Bill Perkins came on the scene and told us we were all insane (in so many words).

In his words:

This book is about making the most of your adventure before it ends. Since the reward of processing energy is the experiences that you get to choose, it stands to reason that the way to make the most of your life is to maximize the number of these life experiences—particularly positive ones.

This book was a wake-up call.

Because while our money is sitting in our respective accounts compounding, our health & our energy are doing the opposite.

The idea behind maximizing life experience and getting the most out of life we can is aptly summarized in the title of the book: Die With Zero.

In my time as an advisor, I have had many readers of this book, ask me how to accomplish this:

Is there a simulation I can run where I run out of money by my date of death?

What should my withdrawal rate be if I want to spend or give all of my money away while I'm alive?

My response is usually something along the lines of "I'd be happy to run this scenario for you! Just provide me with the date of your death."

Without very important variables like rate of return, inflation, and of course the day of your demise this scenario is not one we can perfectly accomplish.

That's not to say we shouldn't try.

This book has brought up a great counterpoint to relying on the "4% rule".

The 4% guideline in practice:

You spend 4% of your portfolio in your initial year of retirement.

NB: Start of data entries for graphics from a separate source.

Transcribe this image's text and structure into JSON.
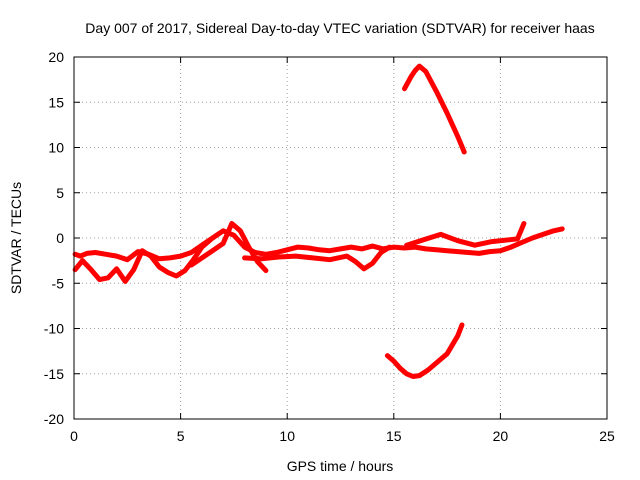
{
  "chart_data": {
    "type": "line",
    "title": "Day 007 of 2017, Sidereal Day-to-day VTEC variation (SDTVAR) for receiver haas",
    "xlabel": "GPS time / hours",
    "ylabel": "SDTVAR / TECUs",
    "xlim": [
      0,
      25
    ],
    "ylim": [
      -20,
      20
    ],
    "xticks": [
      "0",
      "5",
      "10",
      "15",
      "20",
      "25"
    ],
    "yticks": [
      "20",
      "15",
      "10",
      "5",
      "0",
      "-5",
      "-10",
      "-15",
      "-20"
    ],
    "grid": true,
    "legend": "none",
    "color": "#ff0000",
    "series": [
      {
        "x": [
          0.05,
          0.3,
          0.6,
          1.0,
          1.5,
          2.0,
          2.5,
          3.0,
          3.5,
          4.0,
          4.5,
          5.0,
          5.5,
          6.0,
          6.5,
          7.0,
          7.5,
          8.0,
          8.5,
          9.0,
          9.5,
          10.0,
          10.5,
          11.0,
          11.5,
          12.0,
          12.5,
          13.0,
          13.5,
          14.0,
          14.5,
          15.0,
          15.5,
          16.0,
          16.5,
          17.0,
          17.5,
          18.0,
          18.5,
          19.0,
          19.5,
          20.0,
          20.5,
          21.0,
          21.5,
          22.0,
          22.5,
          22.9
        ],
        "y": [
          -1.8,
          -2.0,
          -1.7,
          -1.6,
          -1.8,
          -2.0,
          -2.4,
          -1.5,
          -1.8,
          -2.3,
          -2.2,
          -2.0,
          -1.6,
          -0.8,
          0.0,
          0.8,
          0.3,
          -1.0,
          -1.6,
          -1.8,
          -1.6,
          -1.3,
          -1.0,
          -1.1,
          -1.3,
          -1.4,
          -1.2,
          -1.0,
          -1.2,
          -0.9,
          -1.2,
          -1.0,
          -1.1,
          -1.0,
          -1.2,
          -1.3,
          -1.4,
          -1.5,
          -1.6,
          -1.7,
          -1.5,
          -1.4,
          -1.0,
          -0.5,
          0.0,
          0.4,
          0.8,
          1.0
        ]
      },
      {
        "x": [
          0.05,
          0.4,
          0.8,
          1.2,
          1.6,
          2.0,
          2.4,
          2.8,
          3.2,
          3.6,
          4.0,
          4.4,
          4.8,
          5.2,
          5.6,
          6.0,
          6.4
        ],
        "y": [
          -3.5,
          -2.5,
          -3.5,
          -4.6,
          -4.4,
          -3.4,
          -4.8,
          -3.5,
          -1.4,
          -2.0,
          -3.2,
          -3.8,
          -4.2,
          -3.6,
          -2.4,
          -1.0,
          -0.2
        ]
      },
      {
        "x": [
          5.5,
          6.0,
          6.5,
          7.0,
          7.4,
          7.8,
          8.2,
          8.6,
          9.0
        ],
        "y": [
          -3.0,
          -2.2,
          -1.4,
          -0.6,
          1.6,
          0.8,
          -1.0,
          -2.6,
          -3.6
        ]
      },
      {
        "x": [
          8.0,
          8.8,
          9.6,
          10.4,
          11.2,
          12.0,
          12.8,
          13.2,
          13.6,
          14.0,
          14.4,
          14.8
        ],
        "y": [
          -2.2,
          -2.3,
          -2.1,
          -2.0,
          -2.2,
          -2.4,
          -2.0,
          -2.6,
          -3.4,
          -2.8,
          -1.6,
          -1.0
        ]
      },
      {
        "x": [
          15.6,
          16.4,
          17.2,
          18.0,
          18.8,
          19.6,
          20.4,
          20.8,
          21.1
        ],
        "y": [
          -0.8,
          -0.2,
          0.4,
          -0.3,
          -0.8,
          -0.4,
          -0.2,
          -0.1,
          1.6
        ]
      },
      {
        "x": [
          15.5,
          15.8,
          16.0,
          16.2,
          16.5,
          17.0,
          17.5,
          18.0,
          18.3
        ],
        "y": [
          16.5,
          17.8,
          18.5,
          19.0,
          18.4,
          16.2,
          13.8,
          11.2,
          9.5
        ]
      },
      {
        "x": [
          14.7,
          15.0,
          15.3,
          15.6,
          15.9,
          16.2,
          16.6,
          17.0,
          17.5,
          18.0,
          18.2
        ],
        "y": [
          -13.0,
          -13.6,
          -14.4,
          -15.0,
          -15.3,
          -15.2,
          -14.6,
          -13.8,
          -12.8,
          -10.8,
          -9.6
        ]
      }
    ]
  }
}
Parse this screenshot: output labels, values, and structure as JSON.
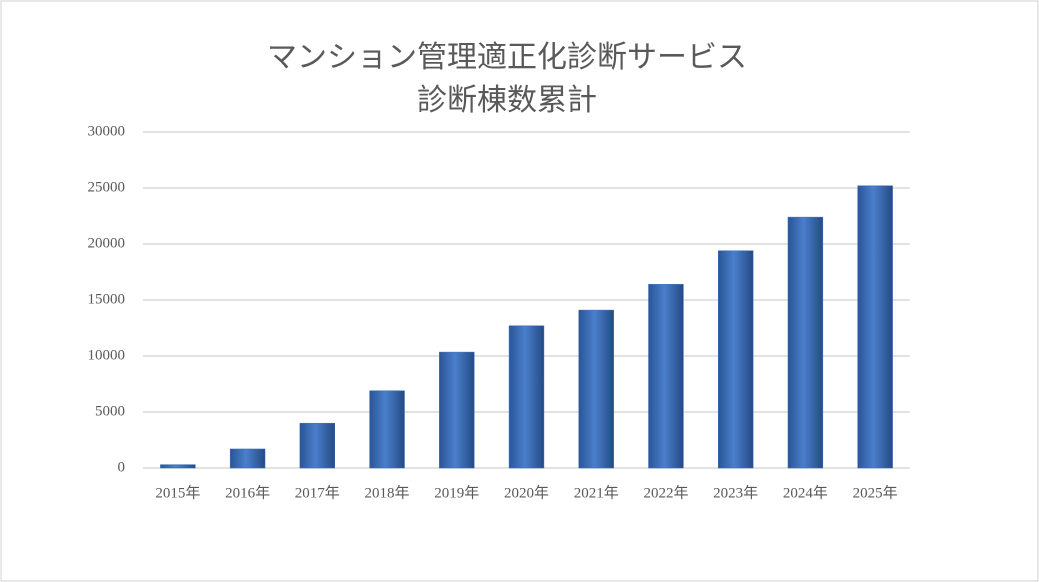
{
  "chart_data": {
    "type": "bar",
    "title": [
      "マンション管理適正化診断サービス",
      "診断棟数累計"
    ],
    "categories": [
      "2015年",
      "2016年",
      "2017年",
      "2018年",
      "2019年",
      "2020年",
      "2021年",
      "2022年",
      "2023年",
      "2024年",
      "2025年"
    ],
    "values": [
      300,
      1700,
      4000,
      6900,
      10350,
      12700,
      14100,
      16400,
      19400,
      22400,
      25200
    ],
    "color": "#3a6db5",
    "ylim": [
      0,
      30000
    ],
    "yticks": [
      0,
      5000,
      10000,
      15000,
      20000,
      25000,
      30000
    ],
    "grid": true
  }
}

You then adjust for inflation each year going forward.

Example) On a $1mm portfolio with a 3% inflation adjustment:

Year 1: $40,000
Year 2: $41,200
Year 3: $42,436

With the 4% Rule you are unlikely to run out of money based on a 30-year time horizon.

So what's the problem?

Only 10% of scenarios end with < 100% of your starting principal.

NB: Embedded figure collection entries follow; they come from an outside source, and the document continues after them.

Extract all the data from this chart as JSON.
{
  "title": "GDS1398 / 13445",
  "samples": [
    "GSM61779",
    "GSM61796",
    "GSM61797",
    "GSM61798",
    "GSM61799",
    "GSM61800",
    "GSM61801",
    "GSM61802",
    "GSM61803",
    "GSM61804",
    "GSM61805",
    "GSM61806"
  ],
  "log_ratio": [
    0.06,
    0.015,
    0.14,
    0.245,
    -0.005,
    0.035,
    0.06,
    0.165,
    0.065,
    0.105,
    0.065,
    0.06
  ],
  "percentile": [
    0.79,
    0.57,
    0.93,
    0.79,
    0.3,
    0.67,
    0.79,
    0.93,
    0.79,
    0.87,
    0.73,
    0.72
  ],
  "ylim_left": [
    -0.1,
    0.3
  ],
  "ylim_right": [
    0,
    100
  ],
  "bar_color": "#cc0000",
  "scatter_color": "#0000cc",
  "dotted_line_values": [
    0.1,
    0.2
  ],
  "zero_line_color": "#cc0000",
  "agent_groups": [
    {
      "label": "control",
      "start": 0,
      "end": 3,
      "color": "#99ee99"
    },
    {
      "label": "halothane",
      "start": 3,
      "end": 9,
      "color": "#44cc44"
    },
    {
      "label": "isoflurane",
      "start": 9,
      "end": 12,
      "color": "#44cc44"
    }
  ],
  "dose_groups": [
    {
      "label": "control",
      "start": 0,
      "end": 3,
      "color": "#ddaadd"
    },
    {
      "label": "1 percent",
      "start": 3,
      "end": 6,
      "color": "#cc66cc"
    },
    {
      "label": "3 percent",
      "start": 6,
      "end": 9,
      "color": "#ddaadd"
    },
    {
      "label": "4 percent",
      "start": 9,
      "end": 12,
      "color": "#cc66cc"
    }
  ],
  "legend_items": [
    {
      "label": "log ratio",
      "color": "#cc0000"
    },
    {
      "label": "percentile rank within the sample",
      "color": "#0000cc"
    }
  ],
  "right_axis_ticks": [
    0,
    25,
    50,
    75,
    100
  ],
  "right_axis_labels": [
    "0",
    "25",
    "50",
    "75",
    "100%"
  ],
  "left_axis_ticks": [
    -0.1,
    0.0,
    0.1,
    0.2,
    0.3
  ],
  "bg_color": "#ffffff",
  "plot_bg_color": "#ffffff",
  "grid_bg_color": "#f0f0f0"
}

Over 2/3rds of the time you finish with over DOUBLE your initial balance.

Clearly, the 4% rule could land us somewhere very far from "dying with zero".

The solution is a dynamic withdrawal strategy and today I am going to walk you through two of these strategies.

To put it simply: these strategies allow you to spend more when the market does well rather than being stuck in a perpetual 4% withdrawal.

Important note: these are more advanced planning strategies. If these interest you, I encourage you to do more research on them and as always, consult with a professional before implementing.

The Ratcheting Rule

Created by Michael Kitces, this strategy adjusts in one direction (like a ratchet): increase spending if your portfolio grows.

First, start with a floor.

A floor might be a 4% withdrawal rate if you have a 30 year time horizon or 3.50% withdrawal rate if your time horizon is greater than 30 years, which often is the case for early retirees.

This floor never decreases but it has the option to increase.

In addition to starting with a floor, you will also start with a "rule" that allows you to increase your spending when certain conditions are met.

Let's walk through an example.

You have a $1 million portfolio and retire at 65, so you assume a 30-year time horizon. You start with a floor of 4% and you create this rule:

When your portfolio grows by 50%, spending can increase by 10%. Spending increases are limited to once every three years.

This is the rule Michael Kitces mentions in his study.

So, if/when your portfolio grows to $1.5 million (a 50% increase), you can increase your spending by 10%.

This is how this rule would have worked out using various start dates for retirement:

The 1966 retiree would have never received a spending increase. The 1973 retiree starts retirement with a bad market but eventually starts spending increases in the second half of retirement while the 1982 retiree benefits from a great market and receives a spending increase every three years in retirement.

Read more about Kitces work on the ratchet rule here:


This strategy was created by Jonathan Guyton and William Klinger.

With this rule, you create guardrails for your withdrawal rate and you only adjust if your withdrawal rate deviates outside of your guardrails.

For example, you have a $1 million portfolio and you start with a withdrawal rate of 4% and you have guardrails at 3% and 5%.

As long as your withdrawal rates stay between 3 and 5%, you are good.

But if the market does well and your portfolio grows, which causes your withdrawal rate to drop below 3%, you get a 10% spending raise.

On the other hand, if your portfolio drops in a bad market and your withdrawal rate jumps to over 5%, you get a 10% spending cut.

The downside of this approach is obvious: spending may be cut, which for some people is a difficult practice to implement.